何処を如何押し、撫でたらより淫らな声で喘ぐか、尺八をさせたら、如何言った
舐めしゃぶり方をするか、それらの一つ一つに、顔も知らない相手の亭主の
存在があるようで、私は人妻を抱く喜びの中に、何時もこの女の亭主はどんな
タイプなのかと想像する楽しさを見出すようになって居りました。

もう私の女遊びは止まりませんでした。
もはや世間に認められるような絵を描きたいと言う情熱は失せ、
其の分だけ酒にも溺れるようになりました。
挿絵や似顔絵の金は殆ど酒代に回し、家内には一銭たりとも渡さなくなりました。
私はとんでもないぐうたら亭主に成り果ててしまったのです。
(それまでは、少しは生活費を家内に渡しておりました)

酒代が足りない時は、関係しておる人妻に無心を致しました。
つまり、男としても半端者になり下がったと言う訳です。

そんな私にとうとう家内は愛想尽かしをして、
十年余り前に長男を連れて出て行ってしまいました。
今もって別居状態を続けていて、成長した息子も物心がつく頃から
私を軽蔑していたので、音信一つもありません。
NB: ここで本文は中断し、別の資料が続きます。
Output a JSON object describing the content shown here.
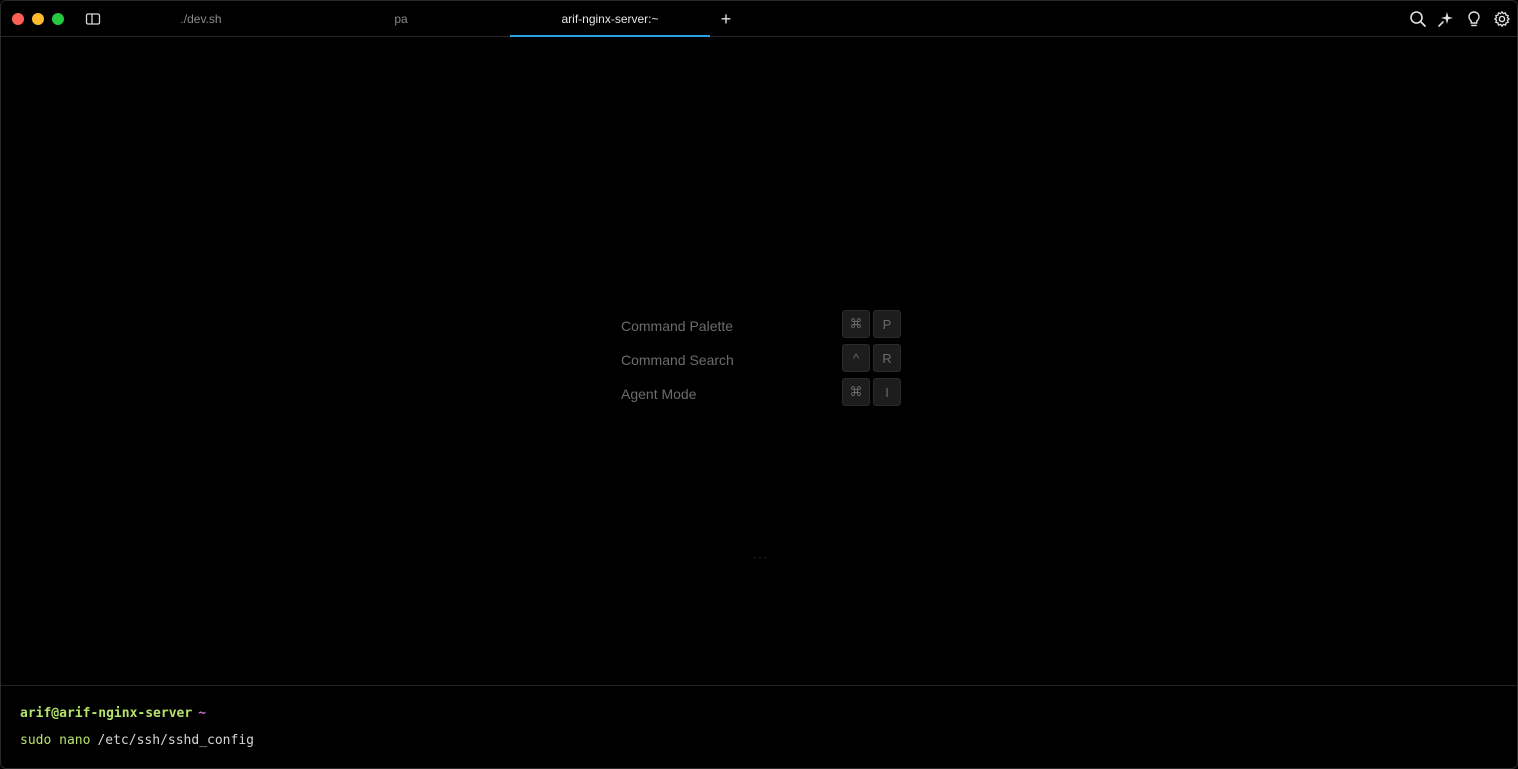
{
  "tabs": [
    {
      "label": "./dev.sh",
      "active": false
    },
    {
      "label": "pa",
      "active": false
    },
    {
      "label": "arif-nginx-server:~",
      "active": true
    }
  ],
  "new_tab_label": "+",
  "toolbar_icons": [
    "search-icon",
    "ai-sparkle-icon",
    "lightbulb-icon",
    "gear-icon"
  ],
  "hints": [
    {
      "label": "Command Palette",
      "keys": [
        "⌘",
        "P"
      ]
    },
    {
      "label": "Command Search",
      "keys": [
        "^",
        "R"
      ]
    },
    {
      "label": "Agent Mode",
      "keys": [
        "⌘",
        "I"
      ]
    }
  ],
  "ellipsis": "···",
  "prompt": {
    "user_host": "arif@arif-nginx-server",
    "cwd": "~"
  },
  "input": {
    "executable": "sudo nano",
    "args": "/etc/ssh/sshd_config"
  },
  "colors": {
    "accent_tab": "#2b9fe0",
    "prompt_green": "#b5e26b",
    "prompt_magenta": "#d66bd6"
  }
}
離婚を言い出さないのは、
家内の信仰している宗教では離婚が許されていない、ただその理由だけであります。

私は家内が出て行った頃は、身軽に成ったとセイセイしましたが、ところが、
長年の無茶な生活が祟って、私は体を壊してしまったのです。
自業自得といえばそれまでですが、肺と肝臓を遣られてしまったのです。

暫く入院し、その後は自宅療養と言う事に成ってしまったのですが、
金は無い、看病してくれる家内はいないで、私はさすがに参ってしまいました。
そんな時に手を差し延べて呉れたのが妹の春江でした。
春江は山梨で実家を継いで洋品店をやっておりました。

当時四十五歳ですが、三年前に亭主を癌で無くし、
一人息子を東京の大学にやって、それは一生懸命働いておりました。

未亡人になってから、何度か再婚話もあったそうですが、
子供が社会人になるまではと、見向きもしなかったそうです。

私と妹はたった二人きりの“兄と妹”で本来なら私が実家を
継がなければ成らないのですが、先に述べた様に私は田舎生活を嫌って
家を飛び出し、妹が婿さんを貰って実家を継いでいたのです。
父母は二人とも他界しておりますので、妹曰く、
「此処の財産の半分はお兄ちゃんのモノなんだから、遠慮する事は無いのよ、
 ゆつくり養生して頂戴」と言うのです。

私はそんな妹の好意に甘え、綺麗な空気を吸ってのんびり過ごし、
養生することが出来たのでありました。